Bu anlamda peçeleme işlemine benzeyen muvazaa işleminde tarafların gerçek
iradeleri ve açıkladıkları iradeleri arasında kasıtlı bir uygunsuzluk söz
konusudur[41].
Mahkeme içtihatları ve doktrine göre
muvazaalı sözleşmenin yaptırımı, sözleşmenin butlanla batıl yani geçersiz olmasıdır.[42]. Bu
anlamda muvazaalı işlemlerin iptal davasına konu edilip edilmeyeceği noktasında
doktrinde tartışma söz konusudur. Bu konuda iptal davası açılması gerektiğini
ileri sürenlerin yanı sıra, iptal davasının açılmasına gerek olmadığını kabul
edenlerde vardır[43].
Muvazaalı işlemler için iptal davası açılmasına gerek olmadığını düşünenler bu
işlemlerin zaten geçersiz olması ve hukuki bir sonuç doğurmaması nedeniyle bu
işlemler için tekrar bir iptal davası açılmasına gerek olmadığını ileri
sürmektedirler. Bununla birlikte, bu işlemlerin iptal davasından ziyade
istihkak davasına konu edilebileceği ileri sürülmüştür. Bunun aksine muvazaalı işlemlerin iptal
davasına konu olacağını savunan görüşler ise, alacaklının muvazaa ya da iptal
davası açmakta seçimlik hakkı olduğunu ifade etmektedirler[44].
Müstear ad
kavram olarak bir kişinin belli bir çevrede gerçek kimliğini açıklamamak
amacıyla kullandığı ad diğer bir ifadeyle takma addır. Sosyal hayatta bazen
kişiler sözleşmelerde taraf olmak istemeyebilir ve gerçek ismi dışında başka
bir isimle sözleşmede yer almayı tercih edebilir. Bu gibi durumlarda,
sözleşmeye taraf olmak istemeyen kişinin ismi gizlenerek bu kişi hesabına ancak
kendi adına işlem yapan kişi nam-ı müsteardır. Nam-ı müstear işlemlerinde araya
giren bir kişi vardır ve bu işlemler çeşitli amaçlara hizmet etmektedir. Bu
amaçların başında, yapılan işlemin veya tasarrufun üçüncü kişiler ve alacaklar
tarafından öğrenilmesini engellemek gelmektedir[45].
Uygulamada,
borçlunun gerçekte kendi adına satın aldığı ve bedelini ödediği taşınmazı
üçüncü kişiler veya alacaklardan saklamak amacıyla yakınları adına tescil
ettirmesi durumunda; tasarruf dışarıdan üçüncü kişiler arasında yapılmış
olmasına rağmen, gerçekte taşınmazın bedeli borçludan çıkmış, malın mülkiyeti
ise borçlunun arkasında gizlediği kişinin mal varlığına geçmiştir. Bu bağlamda
nam-ı müstear ile yapılan işlemler alacağın tahsilini tehlikeye sokabilmektedir[46].
Alacağın
tahsilini imkansız kılmak amacıyla nam-ı müstear ile yapılan işlemlere karşı
tasarrufun iptali davası açılabilmektedir. Borçlunun malları haczedilmeden veya
iflasına karar verilmeden alacaklılardan mal kaçırmak amacıyla nam-ı müstearla
yaptığı işlemler, tasarrufun iptali davasına konu teşkil etmektedir[47].

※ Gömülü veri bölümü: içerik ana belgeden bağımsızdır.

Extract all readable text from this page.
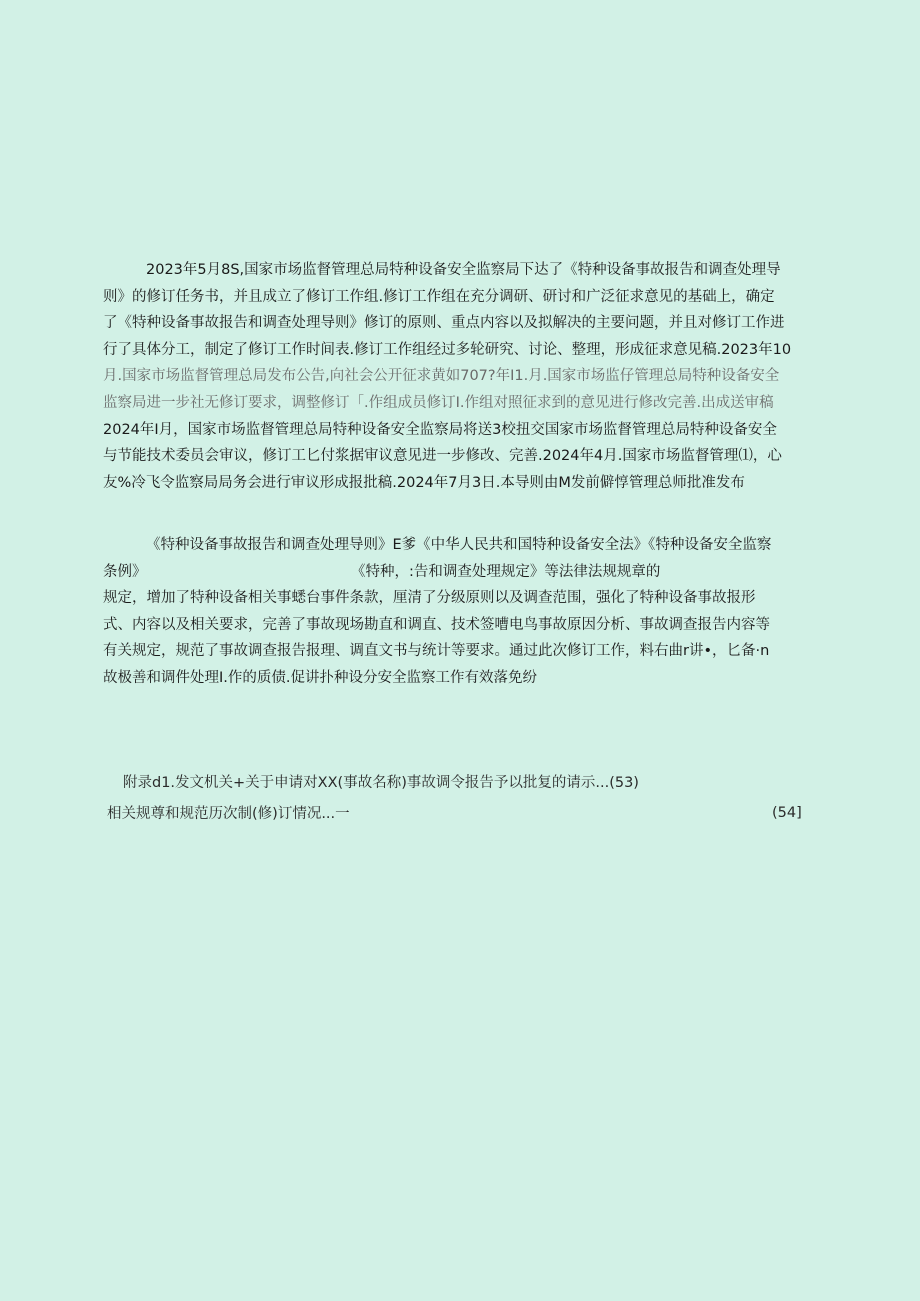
2023年5月8S,国家市场监督管理总局特种设备安全监察局下达了《特种设备事故报告和调查处理导
则》的修订任务书，并且成立了修订工作组.修订工作组在充分调研、研讨和广泛征求意见的基础上，确定
了《特种设备事故报告和调查处理导则》修订的原则、重点内容以及拟解决的主要问题，并且对修订工作进
行了具体分工，制定了修订工作时间表.修订工作组经过多轮研究、讨论、整理，形成征求意见稿.2023年10
月.国家市场监督管理总局发布公告,向社会公开征求黄如707?年I1.月.国家市场监仔管理总局特种设备安全
监察局进一步社无修订要求，调整修订「.作组成员修订I.作组对照征求到的意见进行修改完善.出成送审稿
2024年I月，国家市场监督管理总局特种设备安全监察局将送3校扭交国家市场监督管理总局特种设备安全
与节能技术委员会审议，修订工匕付浆据审议意见进一步修改、完善.2024年4月.国家市场监督管理⑴，心
友%冷飞令监察局局务会进行审议形成报批稿.2024年7月3日.本导则由M发前僻惇管理总师批准发布
《特种设备事故报告和调查处理导则》E爹《中华人民共和国特种设备安全法》《特种设备安全监察
条例》	《特种，:告和调查处理规定》等法律法规规章的
规定，增加了特种设备相关事蟋台事件条款，厘清了分级原则以及调查范围，强化了特种设备事故报形
式、内容以及相关要求，完善了事故现场勘直和调直、技术签嘈电鸟事故原因分析、事故调查报告内容等
有关规定，规范了事故调查报告报理、调直文书与统计等要求。通过此次修订工作，料右曲r讲•，匕备·n
故极善和调件处理I.作的质债.促讲扑种设分安全监察工作有效落免纷
附录d1.发文机关+关于申请对XX(事故名称)事故调令报告予以批复的请示...(53)
相关规尊和规范历次制(修)订情况...一	(54]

Nam-ı müstear ile yapılan işlemler genel olarak 2004 sayılı İİK’nın iptal
davasına ilişkin hükümleri çerçevesinde tasarrufun iptali davasına konu
edilmiştir. Yargıtay’ın görüşü de bunu destekler niteliktedir. Yargıtay görüşü
her ne kadar 2004 sayılı Kanun hükümlerine göre olsa da bu görüş 6183 sayılı
Kanun’a göre açılan davalara da örnek oluşturabilir. Sonuçta her iki kanunun
iptal davasına ilişkin hükümleri birbirine benzer niteliktedir[48].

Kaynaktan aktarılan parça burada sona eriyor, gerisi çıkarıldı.